What is a cliché? A trite, overused expression—a phrase that has perhaps become too commonplace.
An idiom is an expression with an intended meaning that can’t fully be understood just by looking at the words that comprise it. These words and phrases have a figurative rather than literal meaning. Even if you’ve never heard the term idiom, you have most likely heard many idiomatic expressions. Here are just a few of the most common idioms used today:
You’re in hot water.
His boss gave him the ax.
It’s time to face the music.
You’ve hit the nail on the head.
Take the first example literally, and you’d think it was describing a person standing in a bathtub full of hot water, perhaps. But the expression is actually used to describe a person who’s in trouble. Likewise, rather than literally being handed a tool for chopping wood, if you get the ax from your boss, it means you’re getting fired. It’s time to face the music means that it’s time to come to terms with the consequences of your actions. And when someone has hit the nail on the head, they’ve gotten an answer exactly right or done something exactly as it should have been done.
If you heard the saying cry havoc and let slip the dogs of war used today and took it literally, you might understand one of its meanings: to actually cry out the word havoc in order to release dogs trained to fight. But then you’d miss its typical, more figurative definition: simply to cause chaos and pandemonium, on par with that of war.

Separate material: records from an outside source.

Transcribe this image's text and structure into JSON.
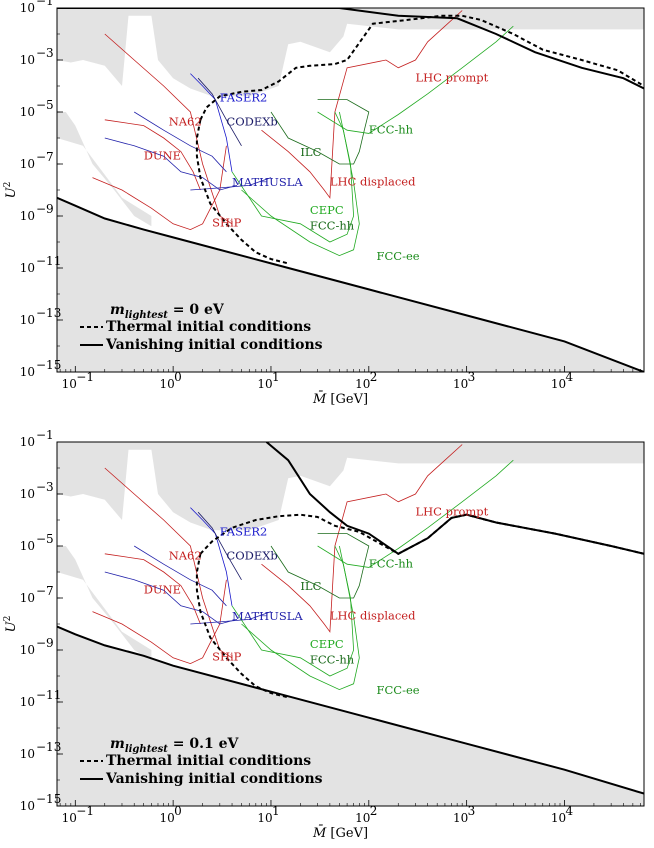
{
  "chart_data": [
    {
      "type": "line",
      "title": "",
      "annotation": "m_lightest = 0 eV",
      "annotation_main": "m",
      "annotation_sub": "lightest",
      "annotation_value": " = 0 eV",
      "xlabel_main": "M̄",
      "xlabel_unit": " [GeV]",
      "ylabel_main": "U",
      "ylabel_exp": "2",
      "xscale": "log",
      "yscale": "log",
      "xlim": [
        0.065,
        65000
      ],
      "ylim": [
        1e-15,
        0.1
      ],
      "x_ticks": [
        {
          "v": 0.1,
          "b": "10",
          "e": "−1"
        },
        {
          "v": 1,
          "b": "10",
          "e": "0"
        },
        {
          "v": 10,
          "b": "10",
          "e": "1"
        },
        {
          "v": 100,
          "b": "10",
          "e": "2"
        },
        {
          "v": 1000,
          "b": "10",
          "e": "3"
        },
        {
          "v": 10000,
          "b": "10",
          "e": "4"
        }
      ],
      "y_ticks": [
        {
          "v": 0.1,
          "b": "10",
          "e": "−1"
        },
        {
          "v": 0.001,
          "b": "10",
          "e": "−3"
        },
        {
          "v": 1e-05,
          "b": "10",
          "e": "−5"
        },
        {
          "v": 1e-07,
          "b": "10",
          "e": "−7"
        },
        {
          "v": 1e-09,
          "b": "10",
          "e": "−9"
        },
        {
          "v": 1e-11,
          "b": "10",
          "e": "−11"
        },
        {
          "v": 1e-13,
          "b": "10",
          "e": "−13"
        },
        {
          "v": 1e-15,
          "b": "10",
          "e": "−15"
        }
      ],
      "legend": [
        {
          "name": "Thermal initial conditions",
          "style": "dotted"
        },
        {
          "name": "Vanishing initial conditions",
          "style": "solid"
        }
      ],
      "series": [
        {
          "name": "Thermal initial conditions",
          "style": "dotted",
          "points": [
            [
              1.9,
              5e-06
            ],
            [
              2.2,
              1.5e-05
            ],
            [
              3,
              4e-05
            ],
            [
              5,
              6e-05
            ],
            [
              8,
              7e-05
            ],
            [
              12,
              0.00015
            ],
            [
              18,
              0.0005
            ],
            [
              25,
              0.0006
            ],
            [
              45,
              0.0007
            ],
            [
              60,
              0.001
            ],
            [
              110,
              0.025
            ],
            [
              250,
              0.035
            ],
            [
              550,
              0.05
            ],
            [
              900,
              0.05
            ],
            [
              1400,
              0.035
            ],
            [
              3000,
              0.01
            ],
            [
              6000,
              0.0025
            ],
            [
              15000,
              0.001
            ],
            [
              35000,
              0.0004
            ],
            [
              65000,
              0.0001
            ],
            [
              65000,
              0.0001
            ]
          ],
          "lower": [
            [
              1.9,
              5e-06
            ],
            [
              1.75,
              1e-06
            ],
            [
              1.75,
              2e-07
            ],
            [
              1.9,
              3e-08
            ],
            [
              2.4,
              3e-09
            ],
            [
              3.5,
              5e-10
            ],
            [
              5,
              1.2e-10
            ],
            [
              7,
              4e-11
            ],
            [
              10,
              2.2e-11
            ],
            [
              15,
              1.5e-11
            ]
          ]
        },
        {
          "name": "Vanishing initial conditions",
          "style": "solid",
          "points": [
            [
              0.065,
              5e-09
            ],
            [
              0.1,
              2.5e-09
            ],
            [
              0.2,
              8e-10
            ],
            [
              0.5,
              3e-10
            ],
            [
              1,
              1.5e-10
            ],
            [
              10,
              1.5e-11
            ],
            [
              100,
              1.5e-12
            ],
            [
              1000,
              1.5e-13
            ],
            [
              10000,
              1.5e-14
            ],
            [
              65000,
              1e-15
            ]
          ],
          "upper": [
            [
              0.065,
              0.1
            ],
            [
              50,
              0.1
            ],
            [
              200,
              0.05
            ],
            [
              800,
              0.04
            ],
            [
              2000,
              0.01
            ],
            [
              5000,
              0.002
            ],
            [
              15000,
              0.0005
            ],
            [
              40000,
              0.0002
            ],
            [
              65000,
              8e-05
            ]
          ]
        }
      ],
      "labels": [
        {
          "text": "FASER2",
          "color": "#1a1acc",
          "x": 3.0,
          "y": 2.5e-05
        },
        {
          "text": "NA62",
          "color": "#c42020",
          "x": 0.9,
          "y": 3e-06
        },
        {
          "text": "CODEXb",
          "color": "#1a1a66",
          "x": 3.5,
          "y": 3e-06
        },
        {
          "text": "DUNE",
          "color": "#c42020",
          "x": 0.5,
          "y": 1.5e-07
        },
        {
          "text": "MATHUSLA",
          "color": "#2222aa",
          "x": 4.0,
          "y": 1.4e-08
        },
        {
          "text": "ILC",
          "color": "#1b6b1b",
          "x": 20,
          "y": 2e-07
        },
        {
          "text": "LHC displaced",
          "color": "#c42020",
          "x": 40,
          "y": 1.5e-08
        },
        {
          "text": "SHiP",
          "color": "#c42020",
          "x": 2.5,
          "y": 4e-10
        },
        {
          "text": "CEPC",
          "color": "#22aa22",
          "x": 25,
          "y": 1.2e-09
        },
        {
          "text": "FCC-hh",
          "color": "#1b6b1b",
          "x": 25,
          "y": 3e-10
        },
        {
          "text": "FCC-ee",
          "color": "#1b8b1b",
          "x": 120,
          "y": 2e-11
        },
        {
          "text": "FCC-hh",
          "color": "#1b8b1b",
          "x": 100,
          "y": 1.5e-06
        },
        {
          "text": "LHC prompt",
          "color": "#c42020",
          "x": 300,
          "y": 0.00015
        }
      ]
    },
    {
      "type": "line",
      "title": "",
      "annotation": "m_lightest = 0.1 eV",
      "annotation_main": "m",
      "annotation_sub": "lightest",
      "annotation_value": " = 0.1 eV",
      "xlabel_main": "M̄",
      "xlabel_unit": " [GeV]",
      "ylabel_main": "U",
      "ylabel_exp": "2",
      "xscale": "log",
      "yscale": "log",
      "xlim": [
        0.065,
        65000
      ],
      "ylim": [
        1e-15,
        0.1
      ],
      "x_ticks": [
        {
          "v": 0.1,
          "b": "10",
          "e": "−1"
        },
        {
          "v": 1,
          "b": "10",
          "e": "0"
        },
        {
          "v": 10,
          "b": "10",
          "e": "1"
        },
        {
          "v": 100,
          "b": "10",
          "e": "2"
        },
        {
          "v": 1000,
          "b": "10",
          "e": "3"
        },
        {
          "v": 10000,
          "b": "10",
          "e": "4"
        }
      ],
      "y_ticks": [
        {
          "v": 0.1,
          "b": "10",
          "e": "−1"
        },
        {
          "v": 0.001,
          "b": "10",
          "e": "−3"
        },
        {
          "v": 1e-05,
          "b": "10",
          "e": "−5"
        },
        {
          "v": 1e-07,
          "b": "10",
          "e": "−7"
        },
        {
          "v": 1e-09,
          "b": "10",
          "e": "−9"
        },
        {
          "v": 1e-11,
          "b": "10",
          "e": "−11"
        },
        {
          "v": 1e-13,
          "b": "10",
          "e": "−13"
        },
        {
          "v": 1e-15,
          "b": "10",
          "e": "−15"
        }
      ],
      "legend": [
        {
          "name": "Thermal initial conditions",
          "style": "dotted"
        },
        {
          "name": "Vanishing initial conditions",
          "style": "solid"
        }
      ],
      "series": [
        {
          "name": "Thermal initial conditions",
          "style": "dotted",
          "points": [
            [
              1.9,
              5e-06
            ],
            [
              2.5,
              1.5e-05
            ],
            [
              4,
              5e-05
            ],
            [
              7,
              0.0001
            ],
            [
              12,
              0.00014
            ],
            [
              20,
              0.00016
            ],
            [
              30,
              0.00013
            ],
            [
              45,
              6e-05
            ],
            [
              80,
              3.5e-05
            ],
            [
              200,
              5e-06
            ],
            [
              400,
              2e-05
            ],
            [
              700,
              0.00012
            ],
            [
              1000,
              0.00016
            ],
            [
              2000,
              8e-05
            ],
            [
              8000,
              3e-05
            ],
            [
              30000,
              1e-05
            ],
            [
              65000,
              5e-06
            ]
          ],
          "lower": [
            [
              1.9,
              5e-06
            ],
            [
              1.75,
              1e-06
            ],
            [
              1.75,
              2e-07
            ],
            [
              1.9,
              3e-08
            ],
            [
              2.4,
              3e-09
            ],
            [
              3.5,
              5e-10
            ],
            [
              5,
              1.2e-10
            ],
            [
              7,
              4e-11
            ],
            [
              10,
              2.2e-11
            ],
            [
              15,
              1.5e-11
            ]
          ]
        },
        {
          "name": "Vanishing initial conditions",
          "style": "solid",
          "points": [
            [
              0.065,
              8e-09
            ],
            [
              0.1,
              4e-09
            ],
            [
              0.2,
              1.5e-09
            ],
            [
              0.5,
              6e-10
            ],
            [
              1,
              2.5e-10
            ],
            [
              10,
              2.5e-11
            ],
            [
              100,
              2.5e-12
            ],
            [
              1000,
              2.5e-13
            ],
            [
              10000,
              2.5e-14
            ],
            [
              65000,
              3e-15
            ]
          ],
          "upper": [
            [
              9,
              0.1
            ],
            [
              15,
              0.02
            ],
            [
              25,
              0.001
            ],
            [
              40,
              0.0002
            ],
            [
              60,
              6e-05
            ],
            [
              100,
              3e-05
            ],
            [
              200,
              5e-06
            ],
            [
              400,
              2e-05
            ],
            [
              700,
              0.00012
            ],
            [
              1000,
              0.00016
            ],
            [
              2000,
              8e-05
            ],
            [
              8000,
              3e-05
            ],
            [
              30000,
              1e-05
            ],
            [
              65000,
              5e-06
            ]
          ]
        }
      ],
      "labels": [
        {
          "text": "FASER2",
          "color": "#1a1acc",
          "x": 3.0,
          "y": 2.5e-05
        },
        {
          "text": "NA62",
          "color": "#c42020",
          "x": 0.9,
          "y": 3e-06
        },
        {
          "text": "CODEXb",
          "color": "#1a1a66",
          "x": 3.5,
          "y": 3e-06
        },
        {
          "text": "DUNE",
          "color": "#c42020",
          "x": 0.5,
          "y": 1.5e-07
        },
        {
          "text": "MATHUSLA",
          "color": "#2222aa",
          "x": 4.0,
          "y": 1.4e-08
        },
        {
          "text": "ILC",
          "color": "#1b6b1b",
          "x": 20,
          "y": 2e-07
        },
        {
          "text": "LHC displaced",
          "color": "#c42020",
          "x": 40,
          "y": 1.5e-08
        },
        {
          "text": "SHiP",
          "color": "#c42020",
          "x": 2.5,
          "y": 4e-10
        },
        {
          "text": "CEPC",
          "color": "#22aa22",
          "x": 25,
          "y": 1.2e-09
        },
        {
          "text": "FCC-hh",
          "color": "#1b6b1b",
          "x": 25,
          "y": 3e-10
        },
        {
          "text": "FCC-ee",
          "color": "#1b8b1b",
          "x": 120,
          "y": 2e-11
        },
        {
          "text": "FCC-hh",
          "color": "#1b8b1b",
          "x": 100,
          "y": 1.5e-06
        },
        {
          "text": "LHC prompt",
          "color": "#c42020",
          "x": 300,
          "y": 0.00015
        }
      ]
    }
  ]
}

Other Shakespearean Sayings
William Shakespeare’s influence on the English language is undeniable. As mentioned at the start of this article, many idioms used in modern English today come from the mind and work of Shakespeare, who also wrote Hamlet, Henry V, Romeo and Juliet, and countless other plays. Here are just a few other sayings to his credit:
- Kill with kindness
- Wild-goose chase
- Green-eyed monster
- Apple of my eye
- Break the ice
- Pure as the driven snow
- Brevity is the soul of wit
- It’s (all) Greek to me
- Love is blind
- All the world’s a stage
- Heart of gold
- All that glitters is not gold
- Too much of a good thing
- End all be all
- All’s well that ends well
Cry havoc and let slip the dogs of war basically means to bring about chaos and destruction. The saying is a famous line from William Shakespeare’s Julius Caesar. Today, you’ll more often hear or see the idioms cry havoc and dogs of war used on their own than the entire phrase, both of which describe impending disorder or destruction of some kind.